Türkiye’de son yıllarda yaşanan ekonomik kriz, ailelerine destek olmak isteyen genç kadınları, okuma veya bir meslek sahibi olma hayallerini bırakıp çalışmaya mecbur bıraktı. Genç kadınların iş yaşamında eskiye göre daha çok rol alması, birçok sorunla karşılaşmasına neden oluyor. Çalışma hayatında kadınların yaşadıkları sosyal ve ekonomik sorunlarının çoğunun temelinde ise çoğunlukla cinsiyete dayalı ayrımcılık yatıyor. Başka çareleri olmadığı için düşük maaş ile çalışmaya razı olan genç kadınlar bir yandan da art niyetli patronlarının sözlü veya fiziksel tacizi ve mobbingine maruz kalabiliyor.

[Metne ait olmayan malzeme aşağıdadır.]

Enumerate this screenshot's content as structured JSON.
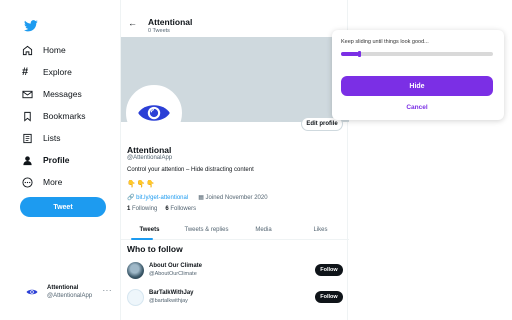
{
  "sidebar": {
    "items": [
      {
        "label": "Home",
        "icon": "home-icon"
      },
      {
        "label": "Explore",
        "icon": "hashtag-icon"
      },
      {
        "label": "Messages",
        "icon": "mail-icon"
      },
      {
        "label": "Bookmarks",
        "icon": "bookmark-icon"
      },
      {
        "label": "Lists",
        "icon": "list-icon"
      },
      {
        "label": "Profile",
        "icon": "person-icon"
      },
      {
        "label": "More",
        "icon": "more-circle-icon"
      }
    ],
    "tweet_button": "Tweet",
    "account": {
      "name": "Attentional",
      "handle": "@AttentionalApp",
      "more": "···"
    }
  },
  "header": {
    "back": "←",
    "title": "Attentional",
    "subtitle": "0 Tweets"
  },
  "profile": {
    "edit_button": "Edit profile",
    "name": "Attentional",
    "handle": "@AttentionalApp",
    "bio": "Control your attention – Hide distracting content",
    "emojis": "👇👇👇",
    "link": "bit.ly/get-attentional",
    "joined": "Joined November 2020",
    "following_count": "1",
    "following_label": "Following",
    "followers_count": "6",
    "followers_label": "Followers"
  },
  "tabs": [
    "Tweets",
    "Tweets & replies",
    "Media",
    "Likes"
  ],
  "who_to_follow": {
    "title": "Who to follow",
    "items": [
      {
        "name": "About Our Climate",
        "handle": "@AboutOurClimate",
        "button": "Follow"
      },
      {
        "name": "BarTalkWithJay",
        "handle": "@bartalkwithjay",
        "button": "Follow"
      }
    ]
  },
  "popup": {
    "instruction": "Keep sliding until things look good...",
    "slider_value": 0.12,
    "hide_button": "Hide",
    "cancel_button": "Cancel"
  },
  "colors": {
    "twitter_blue": "#1d9bf0",
    "accent_purple": "#7b2fe5"
  }
}
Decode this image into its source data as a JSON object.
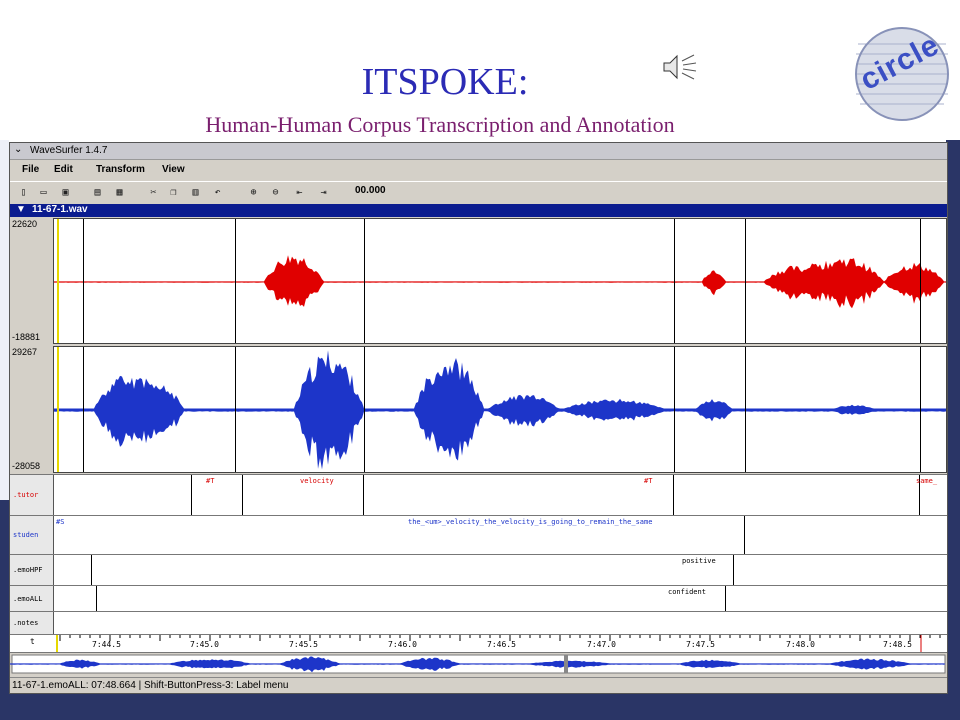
{
  "slide": {
    "title": "ITSPOKE:",
    "subtitle": "Human-Human Corpus Transcription and Annotation",
    "logo_text": "circle",
    "speaker_icon": "speaker-icon",
    "colors": {
      "title": "#2b2bb5",
      "subtitle": "#7a1f6e",
      "background_right": "#2a3566"
    }
  },
  "window": {
    "title": "WaveSurfer 1.4.7",
    "menu": [
      "File",
      "Edit",
      "Transform",
      "View"
    ],
    "toolbar_icons": [
      "new-icon",
      "open-icon",
      "save-icon",
      "print-icon",
      "properties-icon",
      "cut-icon",
      "copy-icon",
      "paste-icon",
      "undo-icon",
      "zoom-in-icon",
      "zoom-out-icon",
      "zoom-fit-icon",
      "zoom-select-icon"
    ],
    "time_display": "00.000",
    "file_name": "11-67-1.wav"
  },
  "waveforms": [
    {
      "max_label": "22620",
      "min_label": "-18881",
      "color": "#e00000"
    },
    {
      "max_label": "29267",
      "min_label": "-28058",
      "color": "#1d35c9"
    }
  ],
  "tiers": [
    {
      "name": ".tutor",
      "labels": [
        "#T",
        "velocity",
        "#T",
        "same_"
      ]
    },
    {
      "name": "studen",
      "labels": [
        "#S",
        "the_<um>_velocity_the_velocity_is_going_to_remain_the_same"
      ]
    },
    {
      "name": ".emoHPF",
      "labels": [
        "positive"
      ]
    },
    {
      "name": ".emoALL",
      "labels": [
        "confident"
      ]
    },
    {
      "name": ".notes",
      "labels": []
    }
  ],
  "ruler": {
    "label": "t",
    "ticks": [
      "7:44.5",
      "7:45.0",
      "7:45.5",
      "7:46.0",
      "7:46.5",
      "7:47.0",
      "7:47.5",
      "7:48.0",
      "7:48.5"
    ]
  },
  "status": "11-67-1.emoALL: 07:48.664 | Shift-ButtonPress-3: Label menu"
}
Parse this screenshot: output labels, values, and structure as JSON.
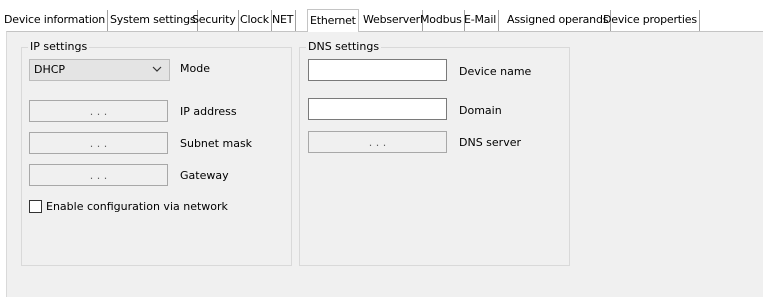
{
  "tabs": [
    {
      "label": "Device information",
      "active": false
    },
    {
      "label": "System settings",
      "active": false
    },
    {
      "label": "Security",
      "active": false
    },
    {
      "label": "Clock",
      "active": false
    },
    {
      "label": "NET",
      "active": false
    },
    {
      "label": "Ethernet",
      "active": true
    },
    {
      "label": "Webserver",
      "active": false
    },
    {
      "label": "Modbus",
      "active": false
    },
    {
      "label": "E-Mail",
      "active": false
    },
    {
      "label": "Assigned operands",
      "active": false
    },
    {
      "label": "Device properties",
      "active": false
    }
  ],
  "ip_settings": {
    "title": "IP settings",
    "mode_value": "DHCP",
    "mode_label": "Mode",
    "ip_address_label": "IP address",
    "subnet_mask_label": "Subnet mask",
    "gateway_label": "Gateway",
    "ip_placeholder": ".     .     .",
    "checkbox_label": "Enable configuration via network",
    "checkbox_checked": false
  },
  "dns_settings": {
    "title": "DNS settings",
    "device_name_label": "Device name",
    "device_name_value": "",
    "domain_label": "Domain",
    "domain_value": "",
    "dns_server_label": "DNS server"
  }
}
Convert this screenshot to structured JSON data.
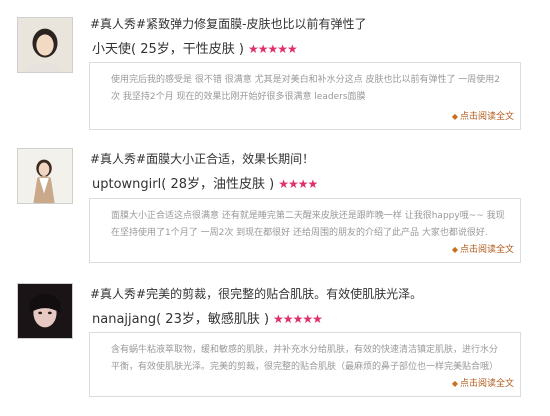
{
  "reviews": [
    {
      "title": "#真人秀#紧致弹力修复面膜-皮肤也比以前有弹性了",
      "author": "小天使",
      "profile": "( 25岁，干性皮肤 )",
      "stars": "★★★★★",
      "body": "使用完后我的感受是 很不错 很满意 尤其是对美白和补水分这点 皮肤也比以前有弹性了 一周使用2次 我坚持2个月 现在的效果比刚开始好很多很满意 leaders面膜",
      "read_more": "点击阅读全文",
      "avatar_icon": "person-photo-icon"
    },
    {
      "title": "#真人秀#面膜大小正合适，效果长期间！",
      "author": "uptowngirl",
      "profile": "( 28岁，油性皮肤 )",
      "stars": "★★★★",
      "body": "面膜大小正合适这点很满意 还有就是睡完第二天醒来皮肤还是跟昨晚一样 让我很happy哦~~ 我现在坚持使用了1个月了 一周2次 到现在都很好 还给周围的朋友的介绍了此产品 大家也都说很好.",
      "read_more": "点击阅读全文",
      "avatar_icon": "person-photo-icon"
    },
    {
      "title": "#真人秀#完美的剪裁，很完整的贴合肌肤。有效使肌肤光泽。",
      "author": "nanajjang",
      "profile": "( 23岁，敏感肌肤 )",
      "stars": "★★★★★",
      "body": "含有蜗牛粘液萃取物，缓和敏感的肌肤，并补充水分给肌肤，有效的快速清洁镇定肌肤，进行水分平衡，有效使肌肤光泽。完美的剪裁，很完整的贴合肌肤（最麻烦的鼻子部位也一样完美贴合哦）",
      "read_more": "点击阅读全文",
      "avatar_icon": "person-photo-icon"
    }
  ]
}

Van’da işyerinde cinsel ve psikolojik taciz yaşayan kadınlar, “İşsiz kalırım, iş bulamam” endişesiyle ya tacizi görmezden geliyor ya da sessiz sedasız istifa ediyor. Görüştüğümüz kadın çalışanların en büyük sıkıntılarının taciz, düşük maaş, mobbing olduğunu gördük. Kadınlar karşılaştığı bu durumlar yüzünden susmak zorunda kalıyor, haklarını nerde arayacaklarını bilmiyor ve yalnız bırakılmaktan korkuyorlar.

“Art niyetli insanlar yüzünden etrafıma duvar ördüm”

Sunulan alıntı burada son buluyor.